Baca berita tanpa iklan. Gabung Kompas.com+

Kisah Ibu Tunggal di Jombang, Rela Jadi Tukang Kupas Bawang demi Pendidikan Anak

Kompas.com, 1 Desember 2025, 09:20 WIB
Moh. SyafiĆ­,
Aloysius Gonsaga AE

Tim Redaksi

JOMBANG, KOMPAS.com - Hidup dalam kondisi serba sederhana tak membuat semangatnya surut untuk menjaga kelangsungan pendidikan sang anak. 

Uang yang diperoleh selalu diprioritaskan untuk memenuhi kebutuhan sang anak yang kini duduk di bangku kelas 7 madrasah tsanawiyah (MTs) di wilayah Kecamatan Jogoroto.

Itulah Sumarni (53), warga Dusun Wringinjejer, Desa Gondek, Kecamatan Mojowarno, Kabupaten Jombang, Jawa Timur.

Sepeninggal sang suami 3 tahun lalu, Sumarni hidup di sebuah rumah sederhana bersama putri dan ibu kandungnya.

Rumah yang menjadi tempat tinggal keluarga ini memang terbuat dari dinding bata merah dan atap genting.

Baca juga: Kisah Ibu Hamil Muda yang Sempat Tidur di SPBU, Kini Bangkit Lewat Jualan Pentol

Hanya saja, rumah permanen tersebut seluruh dindingnya belum terlapisi, lantai masih berupa tanah dan sebagian dilapisi bata, serta pintu jendela ala kadarnya.

“Rumah ini selesai dibangun sebelum bapaknya pergi (meninggal). Kondisinya ya seperti ini,” kata Sumarni, kepada Kompas.com, Minggu (30/11/2025).

Mengupas bawang

Sumarni (53), warga Dusun Wringinjejer. Desa Gondek, Kecamatan Mojowarno, Kabupaten Jombang, Jawa Timur.KOMPAS.COM/MOH. SYAFIÍ Sumarni (53), warga Dusun Wringinjejer. Desa Gondek, Kecamatan Mojowarno, Kabupaten Jombang, Jawa Timur.

Dalam kesehariannya, Sumarni bekerja sebagai buruh kupas bawang merah yang dilakukan di rumahnya sendiri.

Setiap hari, Ia mengambil bawang merah sebanyak 20 kilogram dari seseorang di desa sebelah, lalu dibawa pulang untuk dikupas.

Setelah dikupas, bawang merah tersebut dikembalikan dengan ongkos kerja sebesar Rp 1.800 per kilogram.

Rutinitas itu dilakukan Sumarni sejak beberapa tahun terakhir, guna memenuhi kebutuhan keluarganya.

Selain mengupas bawang merah, sesekali Ia mengambil dan mengumpulkan bulu ayam untuk dijual.  
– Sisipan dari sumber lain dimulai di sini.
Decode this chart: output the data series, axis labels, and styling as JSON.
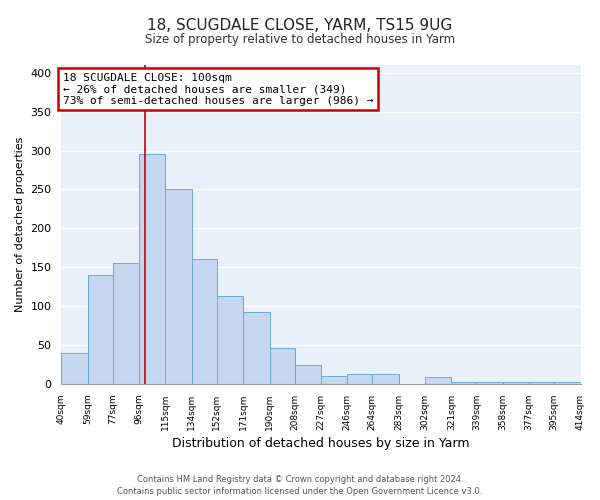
{
  "title": "18, SCUGDALE CLOSE, YARM, TS15 9UG",
  "subtitle": "Size of property relative to detached houses in Yarm",
  "xlabel": "Distribution of detached houses by size in Yarm",
  "ylabel": "Number of detached properties",
  "bar_color": "#c5d8f0",
  "bar_edge_color": "#6aaad4",
  "bg_color": "#e8f0fa",
  "grid_color": "#ffffff",
  "vline_x": 100,
  "vline_color": "#cc0000",
  "annotation_title": "18 SCUGDALE CLOSE: 100sqm",
  "annotation_line1": "← 26% of detached houses are smaller (349)",
  "annotation_line2": "73% of semi-detached houses are larger (986) →",
  "annotation_box_color": "#ffffff",
  "annotation_box_edge": "#cc0000",
  "bin_edges": [
    40,
    59,
    77,
    96,
    115,
    134,
    152,
    171,
    190,
    208,
    227,
    246,
    264,
    283,
    302,
    321,
    339,
    358,
    377,
    395,
    414
  ],
  "bin_labels": [
    "40sqm",
    "59sqm",
    "77sqm",
    "96sqm",
    "115sqm",
    "134sqm",
    "152sqm",
    "171sqm",
    "190sqm",
    "208sqm",
    "227sqm",
    "246sqm",
    "264sqm",
    "283sqm",
    "302sqm",
    "321sqm",
    "339sqm",
    "358sqm",
    "377sqm",
    "395sqm",
    "414sqm"
  ],
  "bar_heights": [
    40,
    140,
    155,
    295,
    250,
    160,
    113,
    92,
    46,
    25,
    10,
    13,
    13,
    0,
    9,
    2,
    2,
    3,
    2,
    3
  ],
  "ylim": [
    0,
    410
  ],
  "yticks": [
    0,
    50,
    100,
    150,
    200,
    250,
    300,
    350,
    400
  ],
  "footer1": "Contains HM Land Registry data © Crown copyright and database right 2024.",
  "footer2": "Contains public sector information licensed under the Open Government Licence v3.0."
}
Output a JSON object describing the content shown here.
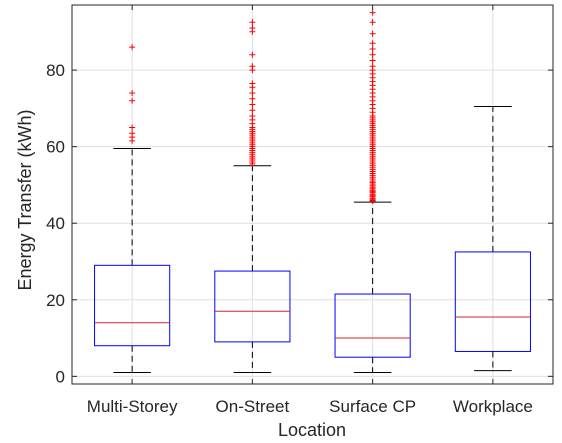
{
  "chart_data": {
    "type": "box",
    "title": "",
    "xlabel": "Location",
    "ylabel": "Energy Transfer (kWh)",
    "ylim": [
      -2,
      97
    ],
    "yticks": [
      0,
      20,
      40,
      60,
      80
    ],
    "grid": true,
    "categories": [
      "Multi-Storey",
      "On-Street",
      "Surface CP",
      "Workplace"
    ],
    "boxes": [
      {
        "category": "Multi-Storey",
        "whisker_low": 1,
        "q1": 8,
        "median": 14,
        "q3": 29,
        "whisker_high": 59.5,
        "outliers": [
          61.5,
          62.5,
          63.5,
          65,
          72,
          74,
          86
        ]
      },
      {
        "category": "On-Street",
        "whisker_low": 1,
        "q1": 9,
        "median": 17,
        "q3": 27.5,
        "whisker_high": 55,
        "outliers": [
          55.5,
          56,
          56.5,
          57,
          57.5,
          58,
          58.5,
          59,
          59.5,
          60,
          60.5,
          61,
          61.5,
          62,
          62.5,
          63,
          63.5,
          64,
          64.5,
          65,
          66,
          67,
          68,
          69.5,
          71,
          72.5,
          74,
          75.5,
          76.5,
          80,
          81,
          84,
          90,
          91,
          92.5
        ]
      },
      {
        "category": "Surface CP",
        "whisker_low": 1,
        "q1": 5,
        "median": 10,
        "q3": 21.5,
        "whisker_high": 45.5,
        "outliers": [
          45.8,
          46,
          46.3,
          46.6,
          47,
          47.3,
          47.6,
          48,
          48.3,
          48.6,
          49,
          49.4,
          49.8,
          50.2,
          50.6,
          51,
          51.5,
          52,
          52.5,
          53,
          53.5,
          54,
          54.5,
          55,
          55.5,
          56,
          56.5,
          57,
          57.5,
          58,
          58.5,
          59,
          59.5,
          60,
          60.5,
          61,
          61.5,
          62,
          62.5,
          63,
          63.5,
          64,
          64.5,
          65,
          65.5,
          66,
          66.5,
          67,
          67.5,
          68,
          69,
          70,
          71,
          72,
          73,
          74,
          75,
          76,
          77,
          78,
          79,
          80,
          81,
          82.5,
          84,
          85.5,
          87,
          89.5,
          92.5,
          95
        ]
      },
      {
        "category": "Workplace",
        "whisker_low": 1.5,
        "q1": 6.5,
        "median": 15.5,
        "q3": 32.5,
        "whisker_high": 70.5,
        "outliers": []
      }
    ],
    "colors": {
      "box": "#0000ff",
      "median": "#d62728",
      "whisker": "#000000",
      "outlier": "#ff0000",
      "grid": "#dfdfdf",
      "axis": "#262626"
    }
  }
}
“Setiap harinya ya mengupas bawang merah. Bayaranya diberikan tiap 2 minggu,” ungkap Sumarni.

Baca juga: Perjuangan Aminah, Dari Warkop Sederhana Berhasil Sekolahkan Anak hingga Perguruan Tinggi

Tak memiliki motor

Dalam menjalankan aktivitas harian, Sumarni melakukannya dengan naik sepeda pancal atau berjalan kaki.

Itu dilakukan baik untuk mengambil bawang merah dan mengantarkannya kembali, maupun melakukan aktivitas lain.

Ia tidak memiliki motor. Keinginannya untuk membeli motor juga dipendam dalam-dalam demi menjaga kelangsungan pendidikan sang anak.

“Sebenarnya berminat, tapi uangnya yang gak ada. Kalaupun ada uang, ya buat kebutuhan sekolah anak saja,” ujar Sumarni.

Kebutuhan sekolah yang dimaksud ibu satu tersebut, antara lain buku LKS, uang saku harian, hingga biaya dan kebutuhan lainnya yang tidak ditanggung pemerintah.

Penerima Bansos

Ia menuturkan, keluarganya merupakan penerima manfaat dari program Bansos Sembako dan PKH pendidikan.

Terhadap Bansos yang diterimanya, Sumarni mengaku tak mau sembrono. Prioritas pertamanya adalah menyelesaikan apa yang menjadi kebutuhan putrinya selama sekolah.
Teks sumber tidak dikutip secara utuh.